Index: gcc/gimplify.c
===
--- gcc/gimplify.c  (revision 214810)
+++ gcc/gimplify.c  (working copy)
@@ -476,7 +476,7 @@ lookup_tmp_var (tree val, bool is_formal
  block, which means it will go into memory, causing much extra
  work in reload and final and poorer code generation, outweighing
  the extra memory allocation here.  */
-  if (!optimize || !is_formal || TREE_SIDE_EFFECTS (val))
+  if (!is_formal || TREE_SIDE_EFFECTS (val))
 ret = create_tmp_from_val (val);
   else
 {

fixes it (but it means that changing the testcase to use more distinct
user variables would produce the same issue even when optimizing).

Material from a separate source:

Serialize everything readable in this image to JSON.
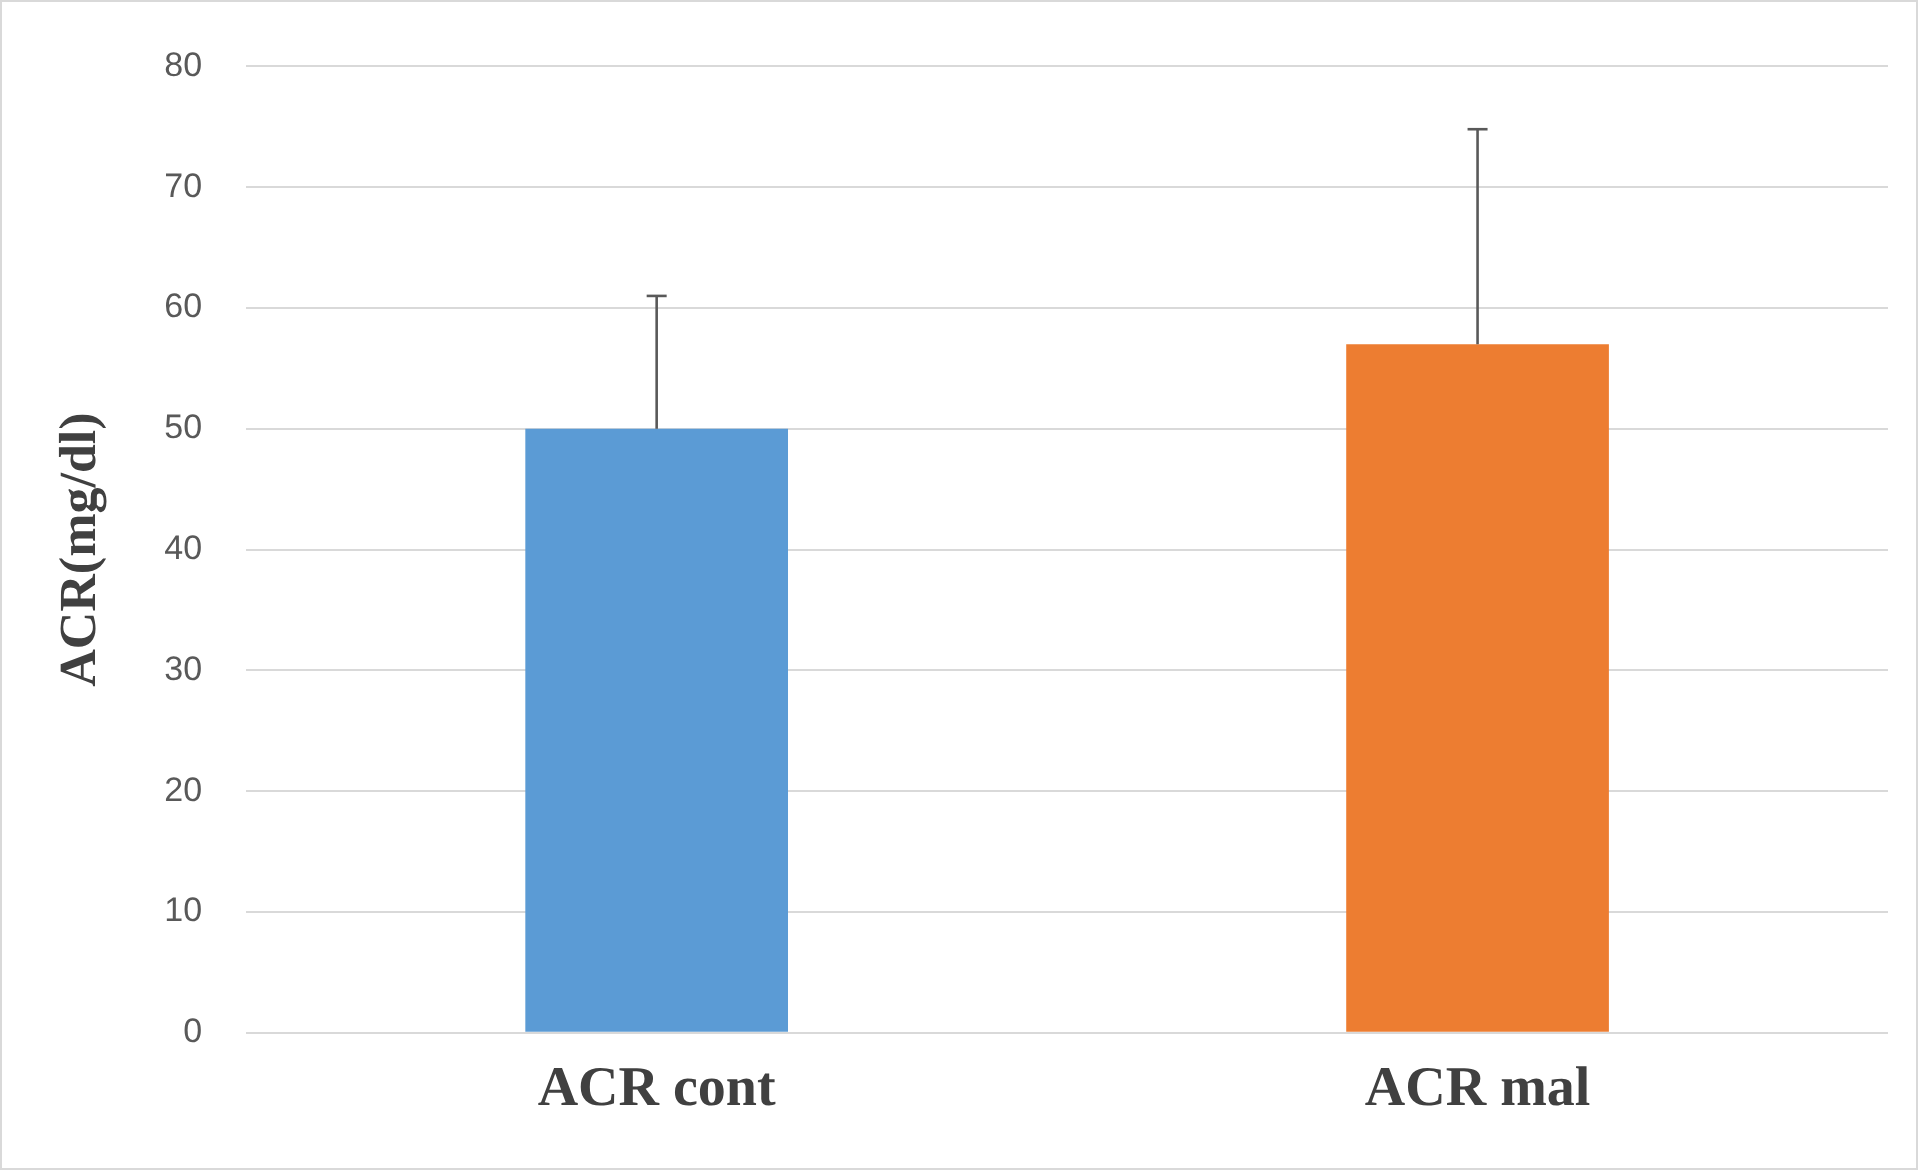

[Bug other/63155] [4.9/5 Regression] memory hog

2014-09-03 Thread rguenth at gcc dot gnu.org
https://gcc.gnu.org/bugzilla/show_bug.cgi?id=63155

--- Comment #2 from Richard Biener rguenth at gcc dot gnu.org ---
I wonder why we need to explicitely represent abnormal PHIs in the dispatcher.
All incoming edges are abnormal and all SSA names have to be coalesced anyway.
Thus we could instead have

  bb 5:
/* Not: # _2(ab) = PHI _17(D)(ab)(2), _1(ab)(6), _1(ab)(7), _3(ab)(11),
_3(ab)(12), _4(ab)(15), _4(ab)(16), _5(ab)(20), _5(ab)(21), _5(ab)(22) */
  ABNORMAL_DISPATCHER (0);
  _2(ab) = D.12345;

or simply rewrite all must-coalesce vars out-of-SSA?  (or not into SSA
in the first place)

The question is whether accesses to them should be loads/stores (I think so)
and if that will cause other similar issues.

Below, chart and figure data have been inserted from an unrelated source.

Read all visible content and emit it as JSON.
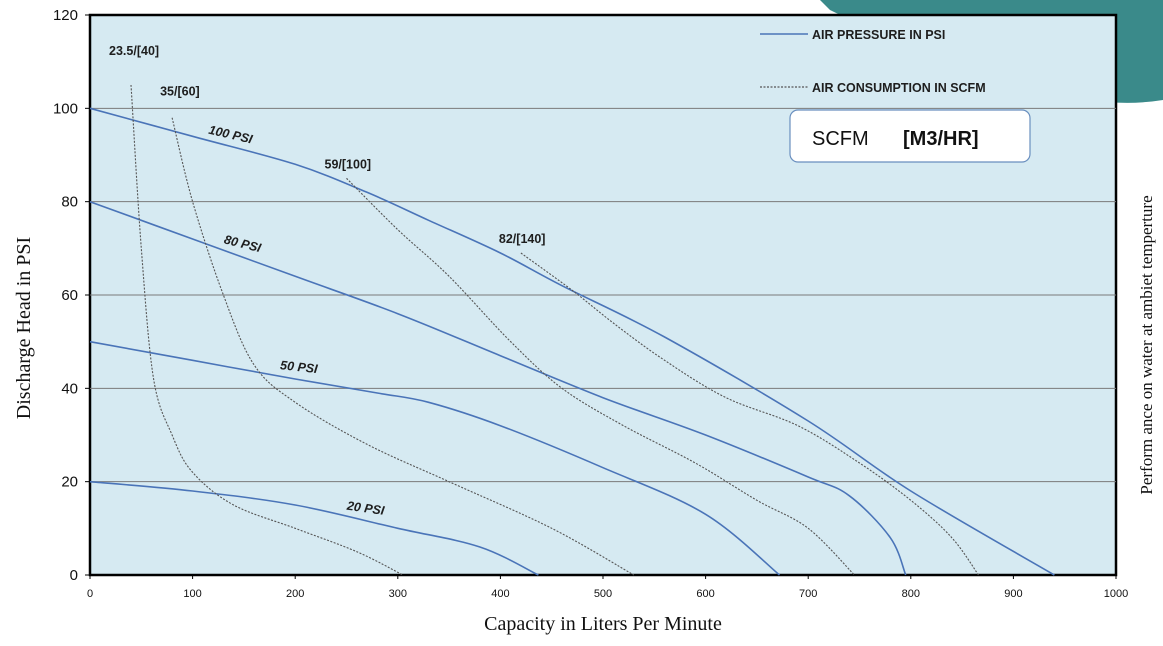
{
  "chart_data": {
    "type": "line",
    "xlabel": "Capacity in Liters Per Minute",
    "ylabel": "Discharge  Head in PSI",
    "right_label": "Perform ance on water at ambiet temperture",
    "xlim": [
      0,
      1000
    ],
    "ylim": [
      0,
      120
    ],
    "x_ticks": [
      0,
      100,
      200,
      300,
      400,
      500,
      600,
      700,
      800,
      900,
      1000
    ],
    "y_ticks": [
      0,
      20,
      40,
      60,
      80,
      100,
      120
    ],
    "grid": "horizontal",
    "plot_background": "#d6eaf2",
    "legend": {
      "placement": "top-right",
      "air_pressure_label": "AIR PRESSURE IN PSI",
      "air_consumption_label": "AIR CONSUMPTION IN SCFM"
    },
    "units_box": {
      "scfm": "SCFM",
      "m3hr": "[M3/HR]"
    },
    "series": [
      {
        "name": "100 PSI",
        "kind": "air_pressure",
        "points": [
          [
            0,
            100
          ],
          [
            100,
            94
          ],
          [
            200,
            88
          ],
          [
            270,
            82
          ],
          [
            330,
            76
          ],
          [
            400,
            69
          ],
          [
            460,
            62
          ],
          [
            560,
            51
          ],
          [
            700,
            33
          ],
          [
            800,
            18
          ],
          [
            940,
            0
          ]
        ]
      },
      {
        "name": "80 PSI",
        "kind": "air_pressure",
        "points": [
          [
            0,
            80
          ],
          [
            100,
            72
          ],
          [
            200,
            64
          ],
          [
            300,
            56
          ],
          [
            400,
            47
          ],
          [
            500,
            38
          ],
          [
            600,
            30
          ],
          [
            700,
            21
          ],
          [
            740,
            17
          ],
          [
            780,
            8
          ],
          [
            795,
            0
          ]
        ]
      },
      {
        "name": "50 PSI",
        "kind": "air_pressure",
        "points": [
          [
            0,
            50
          ],
          [
            100,
            46
          ],
          [
            200,
            42
          ],
          [
            280,
            39
          ],
          [
            330,
            37
          ],
          [
            400,
            32
          ],
          [
            500,
            23
          ],
          [
            600,
            13
          ],
          [
            672,
            0
          ]
        ]
      },
      {
        "name": "20 PSI",
        "kind": "air_pressure",
        "points": [
          [
            0,
            20
          ],
          [
            100,
            18
          ],
          [
            200,
            15
          ],
          [
            300,
            10
          ],
          [
            380,
            6
          ],
          [
            437,
            0
          ]
        ]
      }
    ],
    "consumption_series": [
      {
        "label": "23.5/[40]",
        "kind": "air_consumption",
        "points": [
          [
            40,
            105
          ],
          [
            50,
            70
          ],
          [
            62,
            42
          ],
          [
            80,
            30
          ],
          [
            100,
            22
          ],
          [
            140,
            15
          ],
          [
            200,
            10
          ],
          [
            260,
            5
          ],
          [
            305,
            0
          ]
        ]
      },
      {
        "label": "35/[60]",
        "kind": "air_consumption",
        "points": [
          [
            80,
            98
          ],
          [
            100,
            80
          ],
          [
            130,
            60
          ],
          [
            160,
            45
          ],
          [
            200,
            37
          ],
          [
            270,
            28
          ],
          [
            350,
            20
          ],
          [
            450,
            10
          ],
          [
            530,
            0
          ]
        ]
      },
      {
        "label": "59/[100]",
        "kind": "air_consumption",
        "points": [
          [
            250,
            85
          ],
          [
            300,
            74
          ],
          [
            350,
            64
          ],
          [
            410,
            50
          ],
          [
            460,
            40
          ],
          [
            520,
            32
          ],
          [
            590,
            24
          ],
          [
            650,
            16
          ],
          [
            700,
            10
          ],
          [
            745,
            0
          ]
        ]
      },
      {
        "label": "82/[140]",
        "kind": "air_consumption",
        "points": [
          [
            420,
            69
          ],
          [
            470,
            61
          ],
          [
            510,
            54
          ],
          [
            560,
            46
          ],
          [
            620,
            38
          ],
          [
            690,
            32
          ],
          [
            750,
            24
          ],
          [
            800,
            16
          ],
          [
            840,
            8
          ],
          [
            866,
            0
          ]
        ]
      }
    ],
    "colors": {
      "air_pressure": "#4a74b8",
      "air_consumption": "#555555",
      "grid": "#7a7a7a",
      "frame": "#000000",
      "accent": "#3a8a8a"
    }
  }
}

We'd have to factor abnormal edges into a block to a separate forwarder
of course, with a load of all abnormal vars.

Anyway, not sure why the gimplify code is disabled for -O0 (or why we
don't re-use formal temps more aggressively as they become anonymous
SSA names later anyway).


[Bug other/63155] [4.9/5 Regression] memory hog

2014-09-03 Thread rguenth at gcc dot gnu.org
https://gcc.gnu.org/bugzilla/show_bug.cgi?id=63155

--- Comment #3 from Richard Biener rguenth at gcc dot gnu.org ---
So the issue is that the setjmp argument needs two temporaries:

  D.2832 = Unity.CurrentAbortFrame;
  D.2833 = Unity.AbortFrame[D.2832];

  bb 18:
  D.2834 = _setjmp (D.2833);

and the EH edge going into the _setjmp call has to merge those through
the abnormal dispatcher.  And that way it receives all of them.  Hmm.

Huh.  Without the abnormal dispatcher they should just get default defs
everywhere (but still many PHI nodes).  Maybe that would be more light-weight.